But today she may be faced with the reality that a special session is inevitable.
"No question about it, if we don't have significant movement by the end of the day it will be very difficult to get out by midnight Thursday," Gregoire told reporters Tuesday morning. "I am one of those people who will fight until the end to get out on time."
When asked what would constitute "significant movement," she said she would know it when sees it.
"I am not interested in a special session," she said. "I want to get the job done."
She said she's meeting with lawmakers and knows conversations are going on "across the aisle with respect to the Senate and across the dome with respect to the House."
As the evening approached, there were no signs of the kind of breakthrough required to reach a compromise on how to erase a roughly $500 million hole in the current budget and create an ample reserve.
Right now, there are two proposed budgets in play -- one written and passed by the Democratic majority in the House and one crafted by Republicans and approved in the Senate with the aid of a handful of Democrats.
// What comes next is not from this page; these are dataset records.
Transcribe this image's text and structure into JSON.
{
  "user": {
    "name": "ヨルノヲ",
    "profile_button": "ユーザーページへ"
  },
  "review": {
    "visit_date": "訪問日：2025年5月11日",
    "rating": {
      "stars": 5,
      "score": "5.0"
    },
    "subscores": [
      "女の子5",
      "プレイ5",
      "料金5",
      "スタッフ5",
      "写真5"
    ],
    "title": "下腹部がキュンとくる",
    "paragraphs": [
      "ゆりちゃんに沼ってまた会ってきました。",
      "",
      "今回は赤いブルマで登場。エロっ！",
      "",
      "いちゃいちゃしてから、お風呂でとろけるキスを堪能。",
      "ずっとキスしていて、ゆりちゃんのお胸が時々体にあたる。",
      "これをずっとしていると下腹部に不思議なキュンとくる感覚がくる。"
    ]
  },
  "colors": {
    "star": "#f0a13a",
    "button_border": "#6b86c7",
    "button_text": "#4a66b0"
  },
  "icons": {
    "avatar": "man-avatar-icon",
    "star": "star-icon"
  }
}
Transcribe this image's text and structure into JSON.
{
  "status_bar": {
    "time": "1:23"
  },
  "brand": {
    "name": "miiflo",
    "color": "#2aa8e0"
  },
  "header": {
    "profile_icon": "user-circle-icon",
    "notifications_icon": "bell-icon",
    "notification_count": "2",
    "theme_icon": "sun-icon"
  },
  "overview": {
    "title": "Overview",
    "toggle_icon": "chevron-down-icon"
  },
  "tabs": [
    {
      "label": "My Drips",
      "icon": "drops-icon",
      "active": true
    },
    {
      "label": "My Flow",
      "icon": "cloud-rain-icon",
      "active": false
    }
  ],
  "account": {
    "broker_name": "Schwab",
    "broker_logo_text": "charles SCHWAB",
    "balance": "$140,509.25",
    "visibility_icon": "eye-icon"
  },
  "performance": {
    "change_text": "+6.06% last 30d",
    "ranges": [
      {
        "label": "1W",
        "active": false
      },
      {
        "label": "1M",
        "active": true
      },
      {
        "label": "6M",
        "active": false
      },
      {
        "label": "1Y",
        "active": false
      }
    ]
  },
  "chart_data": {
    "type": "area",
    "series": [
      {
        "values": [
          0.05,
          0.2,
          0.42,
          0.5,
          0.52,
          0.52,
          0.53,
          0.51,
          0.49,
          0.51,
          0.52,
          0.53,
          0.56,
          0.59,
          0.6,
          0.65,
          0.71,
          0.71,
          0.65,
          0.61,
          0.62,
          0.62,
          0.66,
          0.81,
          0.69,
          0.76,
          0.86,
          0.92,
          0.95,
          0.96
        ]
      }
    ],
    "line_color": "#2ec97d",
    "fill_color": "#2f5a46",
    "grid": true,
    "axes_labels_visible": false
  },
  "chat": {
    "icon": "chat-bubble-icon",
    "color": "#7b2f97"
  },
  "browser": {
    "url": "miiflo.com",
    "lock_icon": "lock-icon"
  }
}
There are a couple of big differences gumming up the works.
For example, the House delays a $330 million apportionment payment to public schools by one day, effectively pushing the expense into the next budget. Senate Republicans call it a gimmick they don't want to see in a final deal.
On the flip side, the Republicans' reliance on skipping a payment into one of the state's pension plan seems a nonstarter for many Democrats.
House Democrats are primarily working toward a deal through Sen. Ed Murray, D-Seattle, who is the chairman of the Senate Ways and Means Committee and author of a budget that didn't come up for a vote in the Senate.
Murray is serving as a conduit for ideas and offers between Rep. Ross Hunter, D-Medina, architect of the House budget and Sen. Joseph Zarelli, R-Ridgefield, the primary author of the GOP spending plan. Murray is also negotiating directly with Zarelli on possible changes in the Senate-passed budget.
"We are talking. We are having triangular conversations," Zarelli said Tuesday. But, he said, there's been no movement toward dropping the delayed payment option and that's a must-have for his caucus.
Murray said Tuesday he's hoping all the exchanges going on will get the Legislature in position to act by Thursday night.
"By this time tomorrow, we'll have a better idea," he said.
Hunter, like Zarelli, fully expects lawmakers will need another special session.
"It takes three days to write a budget bill. It's too big. It's too late," he said. "You should not do these things in a hurry."